The next morning I woke up feeling absolutely whacked out as though I had been run through a mincer and spat out as a formless heap. The heaven's nervous breakdown from last night had surrendered to a cheerful blue with a few small clouds, and if it had not been for the broken roof tiles and the flattened flowers you might have thought that there had never been a storm at all. The old men were snoring unabashedly in the room, and Marie seemed at first to be dead in the way she laid there. I pushed my sister, pinched her right cheek and stuck my thumb up her nostril. Then my father woke up.



A few minutes passed until we realised that Marie was not breathing any more. Minutes that seemed like an eternity and which neither my old man nor I can remember. Minutes erased by our brains for our own safety. I can’t even describe the helicopter that flew Marie, my father and me back to the valley. Let alone the age, gender, number of doctors or any of their questions at the hospital in Bolzano. The only image that I can still see is Marie's left hand that long after her painless and quick death still clenched her pink neckerchief that she took off all annoyed right after she had taken the medication. I could not understand back then how a person whose heart no longer beat could still hold onto something so firmly.

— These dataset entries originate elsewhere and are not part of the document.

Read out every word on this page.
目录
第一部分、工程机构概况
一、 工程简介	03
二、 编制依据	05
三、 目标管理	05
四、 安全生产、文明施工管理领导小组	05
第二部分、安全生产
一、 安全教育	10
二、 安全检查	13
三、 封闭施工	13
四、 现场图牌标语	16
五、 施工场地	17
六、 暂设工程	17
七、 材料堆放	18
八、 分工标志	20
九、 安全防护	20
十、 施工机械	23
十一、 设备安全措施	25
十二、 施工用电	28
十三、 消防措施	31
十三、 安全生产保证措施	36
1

Today I know why. I also now know that on this day in July, 1994 Marie wanted to pull my leg with her lifetime theory. Did her clever head, which far too early was flooded from cerebral haemorrhaging, have any idea that she would be right in the end? Lifetime. Day after day I added another ten seconds to my account and kept a scrupulous record of it all. Lifetime. Ten seconds per day, which is a minute every six days, which is about sixty minutes per year. That is one hour each year that I spend every July with Marie in the South Tyrolean mountains. In the middle of raw cliffs, soft moss, bitingly fresh air, hairy goats and a silence like death. Today I know that Marie was right. I am collecting time. Time that keeps Marie alive for me. Lifetime for Marie.